As soon as the word ‘racism’ is uttered, both communities become defensive. It’s a sensitive and divisive subject – terribly difficult to navigate. l personally know many amazing white people who have sadly adopted the silent approach. It frustrated me, hurt me and confused me. Was their silence a show of complicity? Were they the enemy in disguise? Speaking to white people I know, it seems to be the exact opposite. Just as ethnic minorities are scared to talk too loudly about racism, so are white people. My white friends have told me they feel ashamed, guilt ridden and let down by the racist’s in their community and don’t want to be associated with it in any way. Some said they weren’t sure what to do/ what to say without being labelled racist themselves. I don’t think white people need to declare that they aren’t racists, just as l don’t think black people assume all white people ARE racist. In fact, I believe that the more non-white people speak up and use their influence and privilege, we will really make important strides to the eradication of racism.


– Quote by Carmen de Monteflores.

It it is important now more than ever to show solidarity by lending your voice to the cause. I can’t help but feel disappointed at the many people who have ignored the issue for fear of how it may affect their social following and/ or career.
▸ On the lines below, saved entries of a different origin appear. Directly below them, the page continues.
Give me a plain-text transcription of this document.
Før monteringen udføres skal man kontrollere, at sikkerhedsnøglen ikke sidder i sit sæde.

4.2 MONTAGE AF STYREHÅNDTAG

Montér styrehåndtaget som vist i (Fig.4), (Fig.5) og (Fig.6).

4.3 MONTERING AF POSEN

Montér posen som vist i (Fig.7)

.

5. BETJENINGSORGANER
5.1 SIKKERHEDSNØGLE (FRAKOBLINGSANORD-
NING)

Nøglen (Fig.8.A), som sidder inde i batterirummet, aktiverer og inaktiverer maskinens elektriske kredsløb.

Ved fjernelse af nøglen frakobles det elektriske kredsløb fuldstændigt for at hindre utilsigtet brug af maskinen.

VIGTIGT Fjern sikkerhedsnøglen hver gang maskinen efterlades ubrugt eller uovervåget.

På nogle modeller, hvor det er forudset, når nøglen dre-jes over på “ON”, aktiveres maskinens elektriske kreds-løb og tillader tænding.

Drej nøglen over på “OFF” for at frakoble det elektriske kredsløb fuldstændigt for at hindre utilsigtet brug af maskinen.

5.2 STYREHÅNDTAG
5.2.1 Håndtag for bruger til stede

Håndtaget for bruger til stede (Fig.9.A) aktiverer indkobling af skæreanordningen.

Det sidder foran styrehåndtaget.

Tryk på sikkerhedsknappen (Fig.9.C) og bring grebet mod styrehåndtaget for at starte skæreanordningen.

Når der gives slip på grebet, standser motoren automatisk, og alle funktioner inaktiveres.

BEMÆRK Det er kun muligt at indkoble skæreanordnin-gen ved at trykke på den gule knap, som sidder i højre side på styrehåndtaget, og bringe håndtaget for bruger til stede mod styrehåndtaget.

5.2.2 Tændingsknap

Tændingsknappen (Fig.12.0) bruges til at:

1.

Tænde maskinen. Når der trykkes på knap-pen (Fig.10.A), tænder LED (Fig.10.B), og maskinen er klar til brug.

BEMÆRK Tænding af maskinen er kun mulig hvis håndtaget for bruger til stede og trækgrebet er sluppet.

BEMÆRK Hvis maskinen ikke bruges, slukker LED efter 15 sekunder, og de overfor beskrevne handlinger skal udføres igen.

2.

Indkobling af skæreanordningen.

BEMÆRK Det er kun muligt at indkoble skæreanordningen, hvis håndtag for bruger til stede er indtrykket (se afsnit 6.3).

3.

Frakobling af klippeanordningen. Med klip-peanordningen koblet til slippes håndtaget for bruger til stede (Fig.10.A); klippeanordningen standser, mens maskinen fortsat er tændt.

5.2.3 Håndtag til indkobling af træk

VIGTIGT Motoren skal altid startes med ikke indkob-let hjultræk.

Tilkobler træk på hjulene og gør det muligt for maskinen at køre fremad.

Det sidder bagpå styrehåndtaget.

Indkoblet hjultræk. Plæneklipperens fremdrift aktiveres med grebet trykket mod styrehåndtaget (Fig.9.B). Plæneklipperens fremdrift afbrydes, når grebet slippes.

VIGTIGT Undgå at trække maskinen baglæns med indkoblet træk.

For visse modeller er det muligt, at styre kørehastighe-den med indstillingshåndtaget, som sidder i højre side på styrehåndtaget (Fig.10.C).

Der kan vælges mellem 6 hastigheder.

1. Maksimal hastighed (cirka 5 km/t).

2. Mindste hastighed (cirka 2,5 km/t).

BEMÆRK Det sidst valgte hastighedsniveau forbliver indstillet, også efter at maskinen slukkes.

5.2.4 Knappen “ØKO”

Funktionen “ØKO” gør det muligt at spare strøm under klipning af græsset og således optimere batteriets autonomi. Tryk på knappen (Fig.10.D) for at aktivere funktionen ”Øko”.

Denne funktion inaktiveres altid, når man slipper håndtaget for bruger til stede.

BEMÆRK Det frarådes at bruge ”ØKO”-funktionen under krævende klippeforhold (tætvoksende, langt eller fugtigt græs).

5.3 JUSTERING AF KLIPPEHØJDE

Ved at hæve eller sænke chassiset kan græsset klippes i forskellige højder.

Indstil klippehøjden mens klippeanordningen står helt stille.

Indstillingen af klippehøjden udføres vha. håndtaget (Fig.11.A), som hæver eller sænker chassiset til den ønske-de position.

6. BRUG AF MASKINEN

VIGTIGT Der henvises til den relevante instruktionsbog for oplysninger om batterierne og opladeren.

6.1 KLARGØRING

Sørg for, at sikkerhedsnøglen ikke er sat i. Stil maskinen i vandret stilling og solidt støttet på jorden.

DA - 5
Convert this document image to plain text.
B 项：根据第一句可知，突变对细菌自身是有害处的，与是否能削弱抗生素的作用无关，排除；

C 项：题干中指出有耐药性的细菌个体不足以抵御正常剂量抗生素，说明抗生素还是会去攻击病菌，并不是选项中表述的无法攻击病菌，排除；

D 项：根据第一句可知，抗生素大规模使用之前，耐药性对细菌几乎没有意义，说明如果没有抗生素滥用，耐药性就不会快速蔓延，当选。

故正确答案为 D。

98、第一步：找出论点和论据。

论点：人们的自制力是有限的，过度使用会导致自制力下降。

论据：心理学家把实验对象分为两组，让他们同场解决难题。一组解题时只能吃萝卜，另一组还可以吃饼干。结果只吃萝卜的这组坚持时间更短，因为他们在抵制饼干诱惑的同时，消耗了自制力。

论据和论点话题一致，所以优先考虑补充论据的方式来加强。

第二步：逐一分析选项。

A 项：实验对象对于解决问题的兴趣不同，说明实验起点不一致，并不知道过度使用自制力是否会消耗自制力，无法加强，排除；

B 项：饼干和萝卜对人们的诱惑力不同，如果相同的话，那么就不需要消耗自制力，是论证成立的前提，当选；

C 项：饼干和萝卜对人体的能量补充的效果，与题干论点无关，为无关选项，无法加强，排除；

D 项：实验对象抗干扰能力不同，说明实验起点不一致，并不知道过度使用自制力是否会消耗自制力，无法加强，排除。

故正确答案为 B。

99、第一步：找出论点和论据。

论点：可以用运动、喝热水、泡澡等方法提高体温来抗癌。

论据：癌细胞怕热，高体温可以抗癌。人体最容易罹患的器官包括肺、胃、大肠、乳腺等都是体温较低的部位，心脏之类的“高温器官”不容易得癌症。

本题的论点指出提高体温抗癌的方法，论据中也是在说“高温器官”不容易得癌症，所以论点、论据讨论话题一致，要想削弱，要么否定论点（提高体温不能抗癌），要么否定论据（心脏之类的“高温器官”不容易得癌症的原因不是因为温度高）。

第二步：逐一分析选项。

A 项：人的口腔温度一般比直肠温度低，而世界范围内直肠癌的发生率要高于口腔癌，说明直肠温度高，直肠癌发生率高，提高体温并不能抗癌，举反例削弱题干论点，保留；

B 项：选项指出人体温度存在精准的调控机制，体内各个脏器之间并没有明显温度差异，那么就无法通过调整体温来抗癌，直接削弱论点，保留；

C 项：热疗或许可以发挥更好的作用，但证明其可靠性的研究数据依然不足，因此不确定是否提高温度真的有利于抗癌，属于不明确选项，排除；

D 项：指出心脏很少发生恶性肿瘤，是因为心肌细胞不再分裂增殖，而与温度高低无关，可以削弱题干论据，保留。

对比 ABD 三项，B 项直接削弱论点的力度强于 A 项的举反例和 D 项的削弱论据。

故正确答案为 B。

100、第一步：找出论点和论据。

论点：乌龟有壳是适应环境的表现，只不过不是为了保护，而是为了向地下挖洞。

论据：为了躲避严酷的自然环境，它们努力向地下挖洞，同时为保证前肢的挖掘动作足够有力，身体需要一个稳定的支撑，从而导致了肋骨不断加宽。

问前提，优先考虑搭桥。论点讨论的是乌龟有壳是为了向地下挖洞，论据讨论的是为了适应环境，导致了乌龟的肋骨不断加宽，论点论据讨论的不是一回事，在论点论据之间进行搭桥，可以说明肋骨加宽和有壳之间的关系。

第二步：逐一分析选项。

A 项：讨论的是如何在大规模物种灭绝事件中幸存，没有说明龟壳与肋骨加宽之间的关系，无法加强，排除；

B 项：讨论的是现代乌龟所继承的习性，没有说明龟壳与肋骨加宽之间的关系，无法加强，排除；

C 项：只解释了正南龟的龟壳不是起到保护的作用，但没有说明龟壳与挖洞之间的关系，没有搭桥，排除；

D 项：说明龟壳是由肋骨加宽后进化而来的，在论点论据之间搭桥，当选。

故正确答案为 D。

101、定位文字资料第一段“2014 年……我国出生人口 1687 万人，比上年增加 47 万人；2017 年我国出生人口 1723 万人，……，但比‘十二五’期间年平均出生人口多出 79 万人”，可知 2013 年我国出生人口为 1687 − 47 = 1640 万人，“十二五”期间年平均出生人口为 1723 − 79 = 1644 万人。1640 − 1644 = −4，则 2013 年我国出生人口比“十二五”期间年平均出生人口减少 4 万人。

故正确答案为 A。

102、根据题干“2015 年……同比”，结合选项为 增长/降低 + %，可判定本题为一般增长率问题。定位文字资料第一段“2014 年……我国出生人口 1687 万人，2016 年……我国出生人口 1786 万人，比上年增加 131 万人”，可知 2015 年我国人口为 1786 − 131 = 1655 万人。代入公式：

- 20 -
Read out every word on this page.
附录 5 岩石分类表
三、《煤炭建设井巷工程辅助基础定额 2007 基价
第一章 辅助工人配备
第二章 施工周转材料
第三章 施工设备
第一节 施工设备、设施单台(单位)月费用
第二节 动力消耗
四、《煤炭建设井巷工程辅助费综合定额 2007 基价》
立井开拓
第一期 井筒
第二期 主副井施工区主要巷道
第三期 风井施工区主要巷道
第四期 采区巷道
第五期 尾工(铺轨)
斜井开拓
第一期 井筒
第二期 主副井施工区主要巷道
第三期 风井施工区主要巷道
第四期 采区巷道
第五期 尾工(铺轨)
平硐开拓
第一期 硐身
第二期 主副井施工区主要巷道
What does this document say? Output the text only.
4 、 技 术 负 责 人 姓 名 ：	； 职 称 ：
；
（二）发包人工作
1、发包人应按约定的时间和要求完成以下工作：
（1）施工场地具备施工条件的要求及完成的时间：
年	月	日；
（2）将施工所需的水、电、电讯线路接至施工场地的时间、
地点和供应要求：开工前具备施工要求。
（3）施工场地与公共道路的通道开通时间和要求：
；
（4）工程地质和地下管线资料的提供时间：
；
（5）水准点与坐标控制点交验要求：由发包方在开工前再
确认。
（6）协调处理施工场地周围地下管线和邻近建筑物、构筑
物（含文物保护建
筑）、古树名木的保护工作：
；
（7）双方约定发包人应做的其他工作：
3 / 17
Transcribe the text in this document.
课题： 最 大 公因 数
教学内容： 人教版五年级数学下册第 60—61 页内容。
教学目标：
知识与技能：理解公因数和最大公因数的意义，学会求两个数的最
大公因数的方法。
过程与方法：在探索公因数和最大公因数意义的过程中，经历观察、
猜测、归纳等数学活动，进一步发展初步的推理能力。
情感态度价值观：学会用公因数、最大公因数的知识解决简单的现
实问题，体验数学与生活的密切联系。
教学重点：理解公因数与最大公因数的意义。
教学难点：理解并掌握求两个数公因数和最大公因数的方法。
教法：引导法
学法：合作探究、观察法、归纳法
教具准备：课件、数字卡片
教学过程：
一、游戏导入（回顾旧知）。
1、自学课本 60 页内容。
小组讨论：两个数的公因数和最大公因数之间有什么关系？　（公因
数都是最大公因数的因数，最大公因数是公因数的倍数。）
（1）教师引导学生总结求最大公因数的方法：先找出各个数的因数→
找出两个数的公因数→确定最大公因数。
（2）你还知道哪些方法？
Hardly and bloggers or youtubers I follow have spoken on the subject publicly. I understand the dilemma (I mentioned it in the third paragraph of this post), but if you stand for nothing you will fall for anything. If you can lend your face, voice, time, talent to big up a brand every week on your instagram then surely you can do the same to support a just cause? I commend the public faces big and small who have potentially put their livelihood on the line to speak out against police brutality and racism. The more we continue to break down the wall of silence, the closer we get to racial freedom and equality.